This is the second of a four-part series looking at Central Asia's upcoming elections. In this report, RFE/RL's Bruce Pannier says that with elections just five months away, prospects for genuine democracy in Turkmenistan do not look promising.
Prague, 4 August 1999 (RFE/RL) -- With just five months to go before Turkmenistan's parliamentary elections, there is little political activity in the country and no real indication of who will run.
There is also growing evidence that candidates have already been pre-approved -- though not yet announced -- by Turkmen President Saparmurat Niyazov, who is commonly viewed as having absolute power in the country. The vote on Dec. 12 is Turkmenistan's first for its 50-seat unicameral parliament since 1994.
Bess Brown works in the Ashgabat office of the Organization for Security and Cooperation in Europe (OSCE). She says the National Institute for Democratization has been conducting some voter education. But, she says, it's not clear what voters are being told.

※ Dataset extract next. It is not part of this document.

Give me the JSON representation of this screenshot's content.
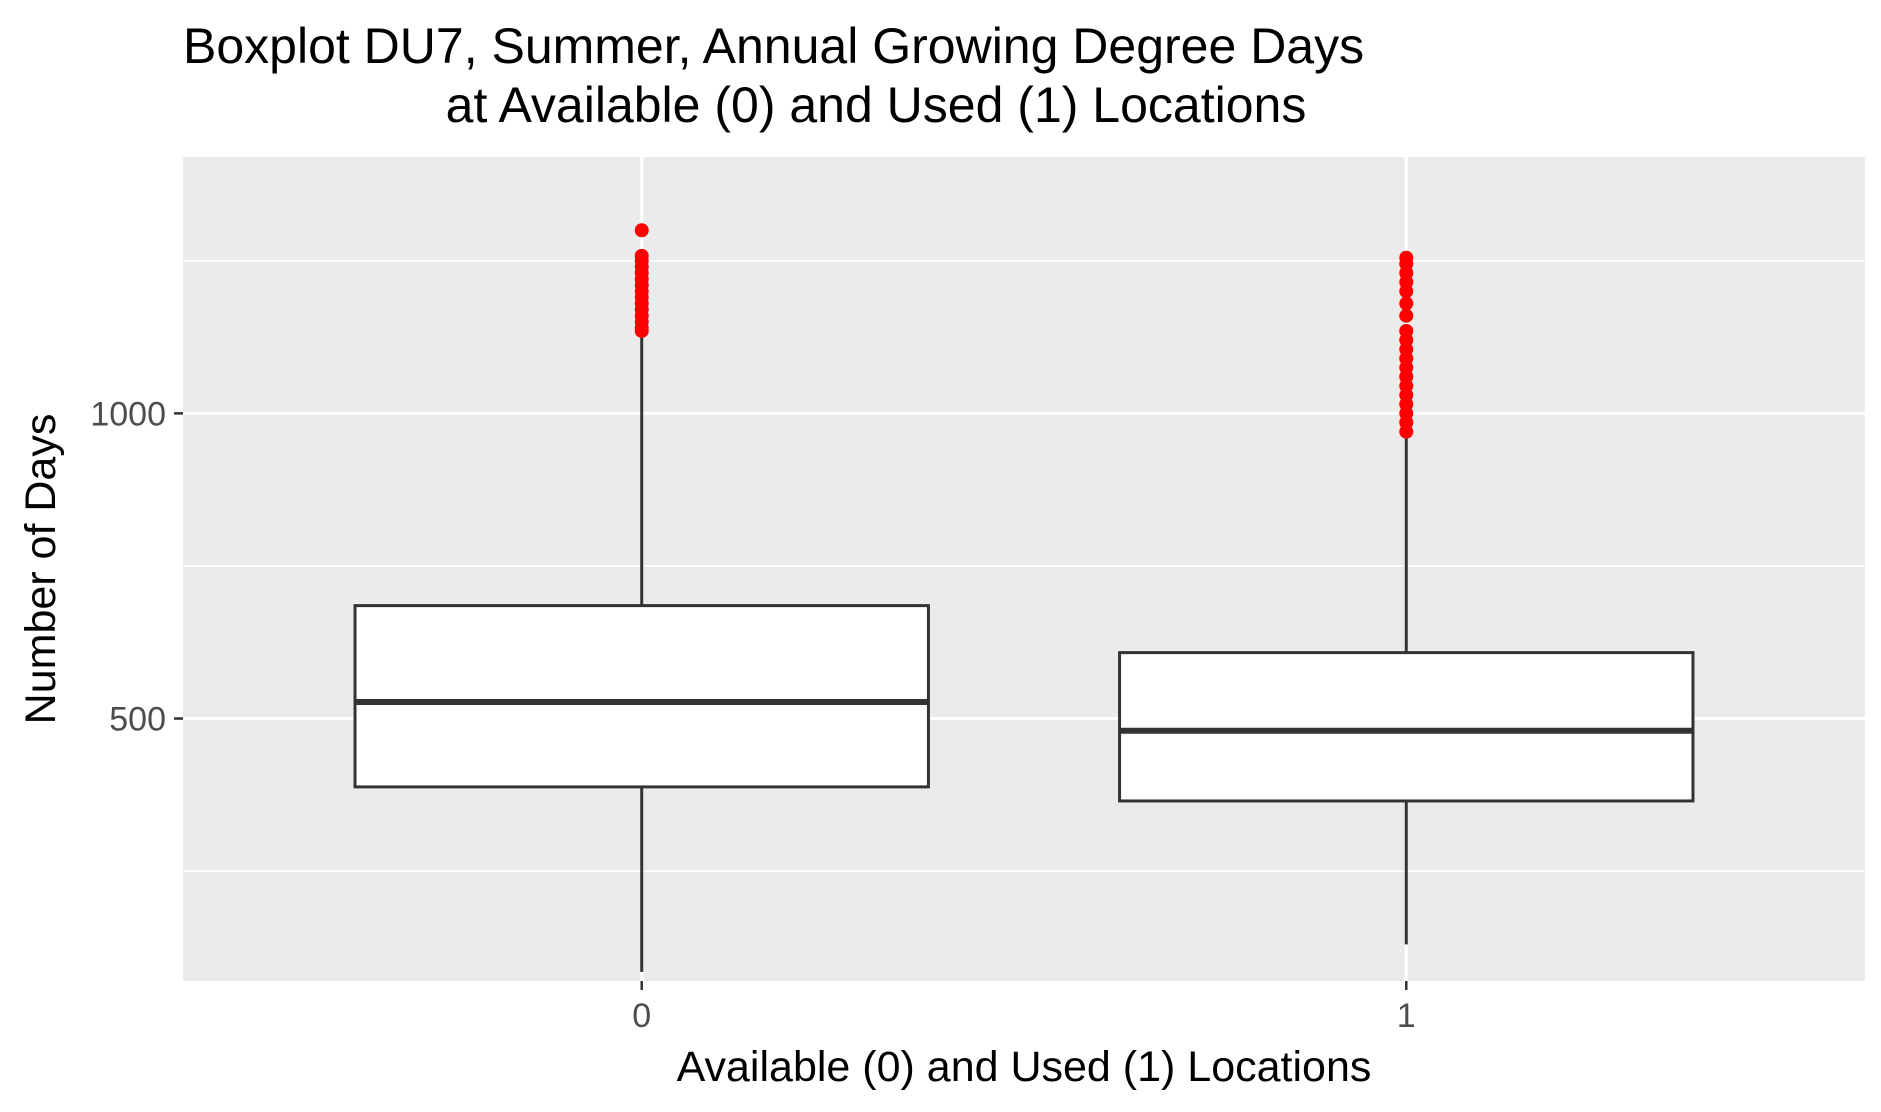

In an interview with RFE/RL, Brown said that neither her organization -- which traditionally provides electoral assistance to countries -- nor other national or international groups are involved.
"The National Institute for Democratization, which is our neighbor here...there have been some reports in [the newspaper] Neitralny Turkmenistan about them doing voter education projects. But they have said nothing to us about it. They've not asked us to assist them or for any participation by other international organizations or by [the United States Agency for International Development] USAID. They seem to have approached no one. They're just doing it on their own, so I don't know what exactly they're doing."
Brown says that although there is only one officially registered political party in Turkmenistan -- the Democratic Party headed by Niyazov -- there are likely to be contested elections in some districts. She said this doesn't mean, however, that there will be competing programs or points of view:
"I would expect that there will be multiple candidacies in each electoral district. In other words, several different people running for the same office. But, I suspect they won't have their own distinctive programs and that there will probably be very little difference between them."
In addition, she said, certain people would be discouraged from attempting to get nominated. Only people who are officially approved will actually be able to be nominated as candidates.
One potential safeguard, or at least an objective gauge of the level of democracy in Turkmenistan, would be the participation of the OSCE as electoral monitors.
Brown says, though, that her organization probably won't send monitors because that would require an invitation from the Turkmen leadership. Such an invitation is not expected.
"So far, there has been no request for an OSCE observation mission. Earlier this year, the president met with the National Institute for Democracy and said Turkmenistan would not invite outside observers but that observers would be welcome if they wanted to come. That's got it backward for the OSCE because the OSCE cannot observe elections without a formal request from the country that is having the elections. ...So, that's pretty much the end of our possibility of being involved in the election procedure at all."
President Niyazov has said his country is heading toward democracy along its own unique path and, so far, the preparations for parliamentary elections support his comments.
It's unclear to those outside Turkmenistan, though, how the present course can lead to genuine democracy.
Naz Nazar and Ayna Khallyeva of RFE/RL's Turkmen Service contributed to this report.